The 401 is the most aggravating piece of sh*t highway in the world. But I had managed to avoid it completely for almost the last year, until two weeks ago, when I had to work in Mississauga. I decided that I might as well just travel back and forth from home—it was almost the same distance as coming in from downtown TO, and the upside was that I could see Ken every night. But after the first week of leaving the house at 6:15 am and not knowing if I’d get to work either on time or alive, I was starting to have second thoughts. Until I was telling my manager about it, and she said, “Why don’t you just take the 407? The company will pay for it.” The 407? That blissful, privately-owned toll road that would help me bypass all the stupidity of the Hurontario to Trafalgar Road corridor, which is technically a 14-kilometre stretch but can take almost half an hour to get through, thanks to what the radio announcers call “volume”? Yes, THAT toll road.

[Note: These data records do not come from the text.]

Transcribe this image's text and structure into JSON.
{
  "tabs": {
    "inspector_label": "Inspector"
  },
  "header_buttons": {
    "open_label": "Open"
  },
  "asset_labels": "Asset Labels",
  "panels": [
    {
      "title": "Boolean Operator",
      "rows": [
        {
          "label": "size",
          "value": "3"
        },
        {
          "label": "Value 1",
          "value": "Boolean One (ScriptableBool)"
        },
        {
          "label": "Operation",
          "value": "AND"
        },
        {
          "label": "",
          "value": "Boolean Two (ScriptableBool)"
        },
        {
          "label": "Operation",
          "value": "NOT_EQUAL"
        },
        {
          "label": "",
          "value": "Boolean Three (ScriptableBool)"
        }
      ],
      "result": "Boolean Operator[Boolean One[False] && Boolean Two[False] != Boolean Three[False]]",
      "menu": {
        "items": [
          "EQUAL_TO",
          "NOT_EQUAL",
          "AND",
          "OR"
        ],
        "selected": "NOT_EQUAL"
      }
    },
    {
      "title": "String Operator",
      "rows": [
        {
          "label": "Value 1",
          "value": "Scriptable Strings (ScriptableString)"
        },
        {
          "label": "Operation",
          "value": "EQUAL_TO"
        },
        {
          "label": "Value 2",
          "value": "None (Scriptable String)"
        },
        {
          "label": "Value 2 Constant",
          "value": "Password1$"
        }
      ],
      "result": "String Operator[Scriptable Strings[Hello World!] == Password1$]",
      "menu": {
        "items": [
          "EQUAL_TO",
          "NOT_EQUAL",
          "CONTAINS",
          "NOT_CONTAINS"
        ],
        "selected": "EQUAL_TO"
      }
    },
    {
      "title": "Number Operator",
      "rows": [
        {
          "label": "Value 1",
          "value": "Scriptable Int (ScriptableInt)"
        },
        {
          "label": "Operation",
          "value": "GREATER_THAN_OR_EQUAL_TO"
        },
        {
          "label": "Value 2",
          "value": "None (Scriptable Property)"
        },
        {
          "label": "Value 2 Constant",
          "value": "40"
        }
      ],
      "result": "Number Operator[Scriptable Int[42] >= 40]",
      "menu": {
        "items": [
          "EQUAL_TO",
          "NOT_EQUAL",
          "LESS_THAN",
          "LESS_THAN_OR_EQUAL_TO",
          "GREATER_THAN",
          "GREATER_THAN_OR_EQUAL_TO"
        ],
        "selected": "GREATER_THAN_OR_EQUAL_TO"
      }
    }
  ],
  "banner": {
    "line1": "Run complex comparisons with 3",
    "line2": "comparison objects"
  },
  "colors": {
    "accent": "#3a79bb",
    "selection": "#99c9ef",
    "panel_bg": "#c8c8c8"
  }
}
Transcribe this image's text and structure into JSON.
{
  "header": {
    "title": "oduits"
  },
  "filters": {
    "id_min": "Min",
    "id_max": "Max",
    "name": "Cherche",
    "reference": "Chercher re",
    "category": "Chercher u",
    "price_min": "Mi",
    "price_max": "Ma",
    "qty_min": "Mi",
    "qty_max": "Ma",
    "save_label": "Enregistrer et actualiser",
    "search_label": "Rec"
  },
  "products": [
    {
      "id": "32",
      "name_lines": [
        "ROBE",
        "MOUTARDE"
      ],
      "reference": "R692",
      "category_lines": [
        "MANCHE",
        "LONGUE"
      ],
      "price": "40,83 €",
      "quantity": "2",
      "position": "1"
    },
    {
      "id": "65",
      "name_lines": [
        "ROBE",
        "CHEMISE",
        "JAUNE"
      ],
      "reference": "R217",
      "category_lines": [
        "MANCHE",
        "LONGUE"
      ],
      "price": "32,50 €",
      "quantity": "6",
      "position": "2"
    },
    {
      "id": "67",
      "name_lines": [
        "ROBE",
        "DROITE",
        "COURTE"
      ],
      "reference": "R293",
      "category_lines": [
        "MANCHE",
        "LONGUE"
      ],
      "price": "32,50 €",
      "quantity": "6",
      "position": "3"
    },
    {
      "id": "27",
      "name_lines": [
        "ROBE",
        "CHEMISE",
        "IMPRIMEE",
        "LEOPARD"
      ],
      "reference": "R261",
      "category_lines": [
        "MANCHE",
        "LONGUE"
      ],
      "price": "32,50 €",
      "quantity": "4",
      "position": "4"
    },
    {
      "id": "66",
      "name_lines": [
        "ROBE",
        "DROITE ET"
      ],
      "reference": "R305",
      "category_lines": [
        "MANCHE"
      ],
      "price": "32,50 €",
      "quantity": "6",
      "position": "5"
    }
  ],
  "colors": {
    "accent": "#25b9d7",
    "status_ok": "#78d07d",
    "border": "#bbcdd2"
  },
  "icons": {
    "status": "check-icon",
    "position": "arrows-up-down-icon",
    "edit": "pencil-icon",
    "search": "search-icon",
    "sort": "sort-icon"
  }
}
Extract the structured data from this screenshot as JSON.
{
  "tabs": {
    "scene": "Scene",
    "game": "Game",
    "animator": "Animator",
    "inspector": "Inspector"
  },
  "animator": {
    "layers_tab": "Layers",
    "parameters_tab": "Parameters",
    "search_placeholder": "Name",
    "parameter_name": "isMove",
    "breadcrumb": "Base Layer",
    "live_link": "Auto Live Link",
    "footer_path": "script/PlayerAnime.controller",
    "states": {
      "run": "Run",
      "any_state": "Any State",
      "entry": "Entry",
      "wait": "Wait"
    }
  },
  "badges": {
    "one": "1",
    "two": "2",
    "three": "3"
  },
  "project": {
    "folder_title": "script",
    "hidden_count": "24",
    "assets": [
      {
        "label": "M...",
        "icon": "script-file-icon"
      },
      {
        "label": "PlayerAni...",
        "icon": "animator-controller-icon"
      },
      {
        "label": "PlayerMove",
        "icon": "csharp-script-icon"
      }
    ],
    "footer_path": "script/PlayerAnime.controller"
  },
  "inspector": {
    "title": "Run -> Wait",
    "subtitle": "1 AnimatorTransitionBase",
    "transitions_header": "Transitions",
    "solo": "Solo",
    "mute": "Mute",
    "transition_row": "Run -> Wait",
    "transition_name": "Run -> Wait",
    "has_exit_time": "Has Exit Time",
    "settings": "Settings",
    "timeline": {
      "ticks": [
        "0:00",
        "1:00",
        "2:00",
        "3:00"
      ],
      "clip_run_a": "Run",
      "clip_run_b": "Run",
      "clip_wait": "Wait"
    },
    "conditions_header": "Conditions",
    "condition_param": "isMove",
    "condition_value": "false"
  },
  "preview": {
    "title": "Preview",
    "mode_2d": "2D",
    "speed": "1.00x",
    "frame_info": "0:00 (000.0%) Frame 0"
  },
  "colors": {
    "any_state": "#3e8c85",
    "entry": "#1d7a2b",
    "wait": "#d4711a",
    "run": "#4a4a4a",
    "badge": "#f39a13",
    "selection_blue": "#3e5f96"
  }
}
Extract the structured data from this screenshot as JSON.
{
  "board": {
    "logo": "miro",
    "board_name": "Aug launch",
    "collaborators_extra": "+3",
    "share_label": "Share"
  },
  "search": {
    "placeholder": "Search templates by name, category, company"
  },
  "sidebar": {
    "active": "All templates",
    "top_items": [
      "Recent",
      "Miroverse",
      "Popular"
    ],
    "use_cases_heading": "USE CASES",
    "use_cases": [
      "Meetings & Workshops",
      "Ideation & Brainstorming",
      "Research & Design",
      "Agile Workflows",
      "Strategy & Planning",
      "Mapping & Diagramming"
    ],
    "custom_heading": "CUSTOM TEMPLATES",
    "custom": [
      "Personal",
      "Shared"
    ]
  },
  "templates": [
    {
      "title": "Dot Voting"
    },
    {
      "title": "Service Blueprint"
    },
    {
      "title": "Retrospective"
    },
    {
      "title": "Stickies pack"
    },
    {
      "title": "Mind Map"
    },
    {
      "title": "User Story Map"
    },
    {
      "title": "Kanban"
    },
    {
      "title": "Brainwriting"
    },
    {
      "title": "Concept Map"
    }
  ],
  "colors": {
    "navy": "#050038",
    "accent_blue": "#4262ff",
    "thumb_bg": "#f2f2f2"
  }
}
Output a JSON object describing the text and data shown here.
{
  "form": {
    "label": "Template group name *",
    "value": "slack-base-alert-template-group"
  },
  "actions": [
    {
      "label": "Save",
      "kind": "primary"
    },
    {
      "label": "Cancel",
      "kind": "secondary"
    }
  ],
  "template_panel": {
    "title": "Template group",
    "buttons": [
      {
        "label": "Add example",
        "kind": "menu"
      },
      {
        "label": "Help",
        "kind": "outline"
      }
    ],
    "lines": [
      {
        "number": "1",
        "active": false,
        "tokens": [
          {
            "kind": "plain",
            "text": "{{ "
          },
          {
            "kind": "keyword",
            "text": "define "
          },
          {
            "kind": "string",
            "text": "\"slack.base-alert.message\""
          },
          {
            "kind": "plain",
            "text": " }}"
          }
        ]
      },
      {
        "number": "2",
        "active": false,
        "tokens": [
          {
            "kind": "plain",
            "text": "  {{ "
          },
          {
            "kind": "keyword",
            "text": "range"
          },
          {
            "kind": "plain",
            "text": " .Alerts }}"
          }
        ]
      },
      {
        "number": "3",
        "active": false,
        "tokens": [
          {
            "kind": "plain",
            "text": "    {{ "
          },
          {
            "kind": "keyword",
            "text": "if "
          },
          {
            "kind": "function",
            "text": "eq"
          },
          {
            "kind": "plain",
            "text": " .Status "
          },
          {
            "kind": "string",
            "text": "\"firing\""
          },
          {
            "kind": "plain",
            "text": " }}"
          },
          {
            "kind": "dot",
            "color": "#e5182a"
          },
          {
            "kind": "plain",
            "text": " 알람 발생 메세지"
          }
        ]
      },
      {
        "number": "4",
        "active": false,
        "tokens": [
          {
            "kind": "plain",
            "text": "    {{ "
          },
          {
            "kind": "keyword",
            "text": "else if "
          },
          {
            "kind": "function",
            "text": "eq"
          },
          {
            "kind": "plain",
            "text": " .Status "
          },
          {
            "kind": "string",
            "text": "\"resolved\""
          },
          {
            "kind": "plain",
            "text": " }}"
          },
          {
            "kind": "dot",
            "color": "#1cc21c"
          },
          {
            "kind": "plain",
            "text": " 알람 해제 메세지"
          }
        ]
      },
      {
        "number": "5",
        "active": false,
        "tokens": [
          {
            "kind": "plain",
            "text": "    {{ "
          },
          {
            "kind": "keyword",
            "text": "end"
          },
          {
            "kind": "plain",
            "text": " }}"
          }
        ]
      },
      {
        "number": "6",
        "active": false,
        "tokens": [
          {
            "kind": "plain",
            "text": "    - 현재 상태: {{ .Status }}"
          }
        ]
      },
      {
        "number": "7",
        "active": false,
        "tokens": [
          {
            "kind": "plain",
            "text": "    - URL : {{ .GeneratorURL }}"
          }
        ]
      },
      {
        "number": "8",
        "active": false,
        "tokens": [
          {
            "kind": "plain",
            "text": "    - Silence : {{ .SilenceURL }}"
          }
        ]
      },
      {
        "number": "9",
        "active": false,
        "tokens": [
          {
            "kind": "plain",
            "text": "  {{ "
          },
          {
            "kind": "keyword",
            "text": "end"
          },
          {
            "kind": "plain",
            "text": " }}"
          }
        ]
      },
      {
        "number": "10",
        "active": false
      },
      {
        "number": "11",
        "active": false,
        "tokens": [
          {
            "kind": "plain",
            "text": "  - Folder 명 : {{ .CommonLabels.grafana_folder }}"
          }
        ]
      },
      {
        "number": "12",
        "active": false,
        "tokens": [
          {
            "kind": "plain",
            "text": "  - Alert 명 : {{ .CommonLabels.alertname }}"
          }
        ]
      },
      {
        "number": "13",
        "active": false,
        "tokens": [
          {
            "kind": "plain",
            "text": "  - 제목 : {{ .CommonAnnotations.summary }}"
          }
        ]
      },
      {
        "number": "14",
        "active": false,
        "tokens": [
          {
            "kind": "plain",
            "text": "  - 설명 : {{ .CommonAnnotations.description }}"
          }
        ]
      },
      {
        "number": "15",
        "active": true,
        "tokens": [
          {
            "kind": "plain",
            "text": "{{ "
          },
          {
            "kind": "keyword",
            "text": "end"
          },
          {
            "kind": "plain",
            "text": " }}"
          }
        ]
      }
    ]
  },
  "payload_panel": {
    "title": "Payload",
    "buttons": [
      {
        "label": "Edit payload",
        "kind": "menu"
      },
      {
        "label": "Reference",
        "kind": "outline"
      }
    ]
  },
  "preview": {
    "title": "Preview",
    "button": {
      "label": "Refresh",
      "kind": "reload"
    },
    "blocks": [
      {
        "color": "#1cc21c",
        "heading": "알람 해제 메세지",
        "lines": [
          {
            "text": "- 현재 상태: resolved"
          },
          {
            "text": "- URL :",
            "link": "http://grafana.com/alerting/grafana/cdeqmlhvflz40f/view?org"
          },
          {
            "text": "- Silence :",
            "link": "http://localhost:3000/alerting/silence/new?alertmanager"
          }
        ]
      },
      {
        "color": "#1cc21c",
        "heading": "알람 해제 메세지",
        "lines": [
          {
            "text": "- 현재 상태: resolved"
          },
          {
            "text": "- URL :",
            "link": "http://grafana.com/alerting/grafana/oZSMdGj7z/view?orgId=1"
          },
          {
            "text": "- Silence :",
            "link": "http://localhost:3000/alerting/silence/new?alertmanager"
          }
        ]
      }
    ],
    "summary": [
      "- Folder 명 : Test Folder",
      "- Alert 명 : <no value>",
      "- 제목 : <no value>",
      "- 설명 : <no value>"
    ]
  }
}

The next morning, a quiet Sunday, I tried the 407. I was hooked. This was MY road, the one I was always destined to drive. Of course, it WAS a Sunday—who knew what it would be like on a Monday morning during rush hour. Guess what? Exactly the same! I made it into work 15 minutes early, stress-free and with a smile on my face. The same thing happened on the way home—traffic moving steadily, lots of room to change lanes if necessary, no slowdowns because of interesting graffiti on the overpass…

But you know, once you’ve driven on a toll road, you get a little self-entitled. Just like parents who send their kids to private school and expect better grades because they’re paying for them, I also ended up one morning hitting the brakes for a minute and thinking, “What the f*ck is this?! I’m PAYING for this!” It’s amazing how quickly you get used to NOT sitting in a four lane parking lot, surrounded by transport trucks.

Well, the two weeks finally ended, and I was relieved to get home on Thursday night, and ditch the highway driving until the next time we’re working in Mississauga, which should be several months from now. Then I logged into the Via Rail site to buy my train ticket for Sunday—and everything was sold out. So one last trip down the highway to hell. But at least Ken’s driving.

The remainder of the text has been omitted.